Le Canada traverse l’une de ses saisons des feux de forêt les plus intenses. Plus de trois millions d’hectares sont déjà partis en fumée, selon les autorités, et la fumée des incendies dégrade la qualité de l’air dans plusieurs grandes villes américaines.
Plus de 850 incendies sont actifs sur l’ensemble du territoire canadien, dont plus de 200 sont considérés comme hors de contrôle, rapportent plusieurs médias dont franceinfo, Ouest-France et Le Parisien. La province de l’Ontario est particulièrement touchée, avec des feux qui ont déjà ravagé des centaines de milliers d’hectares.
Selon Les Echos, plus de 360 nouveaux foyers d’incendie sont apparus en une semaine. Les autorités canadiennes ont déployé des milliers de pompiers pour tenter de maîtriser les flammes, mais les conditions météorologiques sèches et venteuses compliquent les opérations. Radio-Canada rapporte que des évacuations ont été ordonnées dans plusieurs communautés isolées du nord-ouest de l’Ontario.
La fumée des incendies atteint les États-Unis
La fumée des incendies s’est propagée vers le sud et recouvre désormais une partie du nord-est des États-Unis. Des alertes à la qualité de l’air ont été émises dans au moins 18 États, de New York à Chicago en passant par le Michigan, rapporte la BBC. Plusieurs villes américaines connaissent une visibilité réduite et des niveaux de pollution jugés dangereux pour la santé.
À Toronto, la métropole la plus peuplée du Canada, la qualité de l’air a été classée comme la plus mauvaise au monde mercredi, selon plusieurs médias dont Libération et France 24. Les autorités sanitaires recommandent aux populations vulnérables de limiter leurs déplacements et de porter un masque à l’extérieur. À New York, les autorités ont activé leur plan de protection respiratoire pour les écoles et les hôpitaux.
Une mobilisation nationale
Le gouvernement canadien a déployé des moyens supplémentaires, incluant des avions bombardiers d’eau et des renforts militaires, pour faire face à la situation. La Croix-Rouge canadienne a activé ses équipes d’urgence pour venir en aide aux personnes évacuées. Plus de 5 000 pompiers sont mobilisés sur l’ensemble du territoire, selon les informations communiquées par les autorités.
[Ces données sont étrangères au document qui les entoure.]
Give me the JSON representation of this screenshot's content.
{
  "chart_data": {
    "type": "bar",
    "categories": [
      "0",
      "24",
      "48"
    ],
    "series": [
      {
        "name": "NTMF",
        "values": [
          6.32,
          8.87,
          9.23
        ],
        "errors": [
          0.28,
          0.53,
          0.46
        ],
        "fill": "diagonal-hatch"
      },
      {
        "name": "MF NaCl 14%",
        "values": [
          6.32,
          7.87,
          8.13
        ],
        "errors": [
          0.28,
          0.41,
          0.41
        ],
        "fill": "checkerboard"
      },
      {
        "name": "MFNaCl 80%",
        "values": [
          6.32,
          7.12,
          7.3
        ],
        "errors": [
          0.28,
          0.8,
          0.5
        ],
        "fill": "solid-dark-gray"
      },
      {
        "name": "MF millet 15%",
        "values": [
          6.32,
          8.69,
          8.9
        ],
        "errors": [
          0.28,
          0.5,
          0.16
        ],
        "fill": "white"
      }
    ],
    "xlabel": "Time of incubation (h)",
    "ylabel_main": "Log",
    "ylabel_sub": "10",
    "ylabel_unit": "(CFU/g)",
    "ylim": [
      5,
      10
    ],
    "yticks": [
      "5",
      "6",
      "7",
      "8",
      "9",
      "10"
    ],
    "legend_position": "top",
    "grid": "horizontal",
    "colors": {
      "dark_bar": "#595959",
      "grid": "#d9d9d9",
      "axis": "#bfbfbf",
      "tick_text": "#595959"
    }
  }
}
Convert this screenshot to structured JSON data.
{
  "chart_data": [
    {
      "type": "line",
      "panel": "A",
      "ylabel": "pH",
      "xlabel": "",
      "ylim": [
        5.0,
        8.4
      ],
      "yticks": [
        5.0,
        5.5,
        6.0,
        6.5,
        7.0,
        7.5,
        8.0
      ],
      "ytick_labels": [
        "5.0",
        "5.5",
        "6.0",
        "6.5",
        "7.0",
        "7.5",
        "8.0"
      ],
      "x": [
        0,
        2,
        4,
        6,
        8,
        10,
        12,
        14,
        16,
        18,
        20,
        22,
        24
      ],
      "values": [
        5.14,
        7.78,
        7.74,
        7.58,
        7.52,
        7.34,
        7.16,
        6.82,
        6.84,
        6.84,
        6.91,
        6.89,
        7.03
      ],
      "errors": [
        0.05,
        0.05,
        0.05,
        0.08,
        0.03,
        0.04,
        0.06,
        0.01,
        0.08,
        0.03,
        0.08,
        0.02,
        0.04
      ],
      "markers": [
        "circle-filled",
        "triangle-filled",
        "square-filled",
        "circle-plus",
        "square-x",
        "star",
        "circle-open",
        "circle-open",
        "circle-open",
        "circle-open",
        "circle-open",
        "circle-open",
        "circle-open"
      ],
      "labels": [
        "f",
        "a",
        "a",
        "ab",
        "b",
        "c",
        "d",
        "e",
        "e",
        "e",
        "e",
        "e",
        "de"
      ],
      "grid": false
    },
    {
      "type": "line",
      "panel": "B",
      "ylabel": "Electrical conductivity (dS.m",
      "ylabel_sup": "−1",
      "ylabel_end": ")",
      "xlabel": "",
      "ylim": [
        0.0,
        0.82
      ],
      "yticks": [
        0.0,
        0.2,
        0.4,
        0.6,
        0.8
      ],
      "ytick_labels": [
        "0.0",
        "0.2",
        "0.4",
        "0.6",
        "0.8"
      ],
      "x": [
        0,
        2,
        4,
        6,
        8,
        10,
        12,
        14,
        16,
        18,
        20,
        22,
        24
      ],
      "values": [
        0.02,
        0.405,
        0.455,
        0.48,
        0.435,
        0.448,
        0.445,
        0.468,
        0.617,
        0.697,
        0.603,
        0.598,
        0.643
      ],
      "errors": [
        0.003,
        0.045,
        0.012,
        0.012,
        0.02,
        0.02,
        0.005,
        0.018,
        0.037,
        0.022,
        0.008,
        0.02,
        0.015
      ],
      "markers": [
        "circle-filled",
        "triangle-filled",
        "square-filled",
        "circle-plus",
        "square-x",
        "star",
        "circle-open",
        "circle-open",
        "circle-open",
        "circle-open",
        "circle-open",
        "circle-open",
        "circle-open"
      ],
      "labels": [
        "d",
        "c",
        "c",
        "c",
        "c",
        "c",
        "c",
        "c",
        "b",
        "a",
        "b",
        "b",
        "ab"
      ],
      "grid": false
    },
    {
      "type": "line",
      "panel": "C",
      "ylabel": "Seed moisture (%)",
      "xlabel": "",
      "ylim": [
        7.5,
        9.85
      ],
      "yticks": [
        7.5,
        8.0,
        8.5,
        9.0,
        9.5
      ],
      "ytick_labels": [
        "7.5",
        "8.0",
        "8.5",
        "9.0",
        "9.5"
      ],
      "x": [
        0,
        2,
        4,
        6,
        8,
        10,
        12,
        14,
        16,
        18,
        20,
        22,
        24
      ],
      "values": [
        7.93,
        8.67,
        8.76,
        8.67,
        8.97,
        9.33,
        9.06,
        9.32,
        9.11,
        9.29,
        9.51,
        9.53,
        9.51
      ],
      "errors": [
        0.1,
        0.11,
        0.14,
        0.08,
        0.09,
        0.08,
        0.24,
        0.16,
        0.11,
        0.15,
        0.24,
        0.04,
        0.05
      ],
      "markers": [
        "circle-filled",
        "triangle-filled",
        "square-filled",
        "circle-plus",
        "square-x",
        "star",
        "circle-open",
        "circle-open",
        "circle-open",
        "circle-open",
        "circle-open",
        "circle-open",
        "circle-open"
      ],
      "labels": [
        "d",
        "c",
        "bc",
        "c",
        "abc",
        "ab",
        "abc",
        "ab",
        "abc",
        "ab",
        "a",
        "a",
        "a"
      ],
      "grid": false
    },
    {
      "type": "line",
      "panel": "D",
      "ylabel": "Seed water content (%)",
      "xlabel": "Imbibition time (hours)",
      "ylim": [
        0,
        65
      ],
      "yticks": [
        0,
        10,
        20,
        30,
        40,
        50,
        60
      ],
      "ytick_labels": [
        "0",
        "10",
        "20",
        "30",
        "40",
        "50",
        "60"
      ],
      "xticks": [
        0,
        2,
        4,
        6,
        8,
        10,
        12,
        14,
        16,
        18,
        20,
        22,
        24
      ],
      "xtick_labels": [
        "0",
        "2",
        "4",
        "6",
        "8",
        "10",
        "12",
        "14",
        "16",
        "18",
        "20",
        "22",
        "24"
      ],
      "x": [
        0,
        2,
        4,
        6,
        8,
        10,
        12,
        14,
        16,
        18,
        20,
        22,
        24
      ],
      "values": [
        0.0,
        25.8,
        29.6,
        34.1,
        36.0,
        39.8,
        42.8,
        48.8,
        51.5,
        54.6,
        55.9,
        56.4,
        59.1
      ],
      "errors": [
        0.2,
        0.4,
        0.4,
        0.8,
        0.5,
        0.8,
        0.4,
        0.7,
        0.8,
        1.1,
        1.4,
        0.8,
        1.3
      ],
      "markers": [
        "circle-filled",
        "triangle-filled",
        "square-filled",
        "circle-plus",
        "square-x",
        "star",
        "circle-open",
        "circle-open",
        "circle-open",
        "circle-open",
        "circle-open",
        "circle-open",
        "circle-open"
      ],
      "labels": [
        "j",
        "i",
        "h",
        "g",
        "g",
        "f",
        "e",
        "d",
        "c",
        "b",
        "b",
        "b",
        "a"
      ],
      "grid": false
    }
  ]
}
La ministre fédérale des Ressources naturelles a qualifié la saison en cours d' »historique » et a prévenu que les prochains jours restent critiques. Les prévisions météorologiques ne prévoient pas de précipitations significatives dans les zones les plus touchées avant plusieurs jours, selon les services météorologiques canadiens.
Cette crise survient alors que le pays est confronté à des épisodes de sécheresse récurrents, aggravés par le changement climatique. Selon une étude de l’Université de Montréal, les conditions météorologiques extrêmes augmentent la fréquence et l’intensité des incendies de forêt au Canada. RFI rapporte que cette saison des feux est l’une des plus dévastatrices jamais enregistrées dans le pays.
Au sud de la frontière, le président américain Donald Trump a menacé d’imposer de nouveaux droits de douane au Canada en raison de la fumée des incendies qui envahit les villes américaines, selon la BBC et plusieurs médias internationaux. Le Canada n’a pas réagi officiellement à ces déclarations.
L’Agence spatiale américaine (NASA) a diffusé des images satellite montrant l’ampleur du panache de fumée qui s’étend sur des milliers de kilomètres, du Manitoba jusqu’à la côte Est des États-Unis. Selon AccuWeather, la fumée devrait rester un problème périodique jusque dans le courant du mois d’août dans le Midwest et le Nord-Est américain.
Le Canada connaît une intensification de ses saisons des feux depuis plusieurs années. Selon Ressources naturelles Canada, la superficie moyenne brûlée par an a doublé au cours des deux dernières décennies. La saison 2026 s’annonce comme l’une des plus dévastatrices jamais enregistrées, selon plusieurs experts cités par RFI et France 24. La situation est suivie de près par les autorités des deux côtés de la frontière.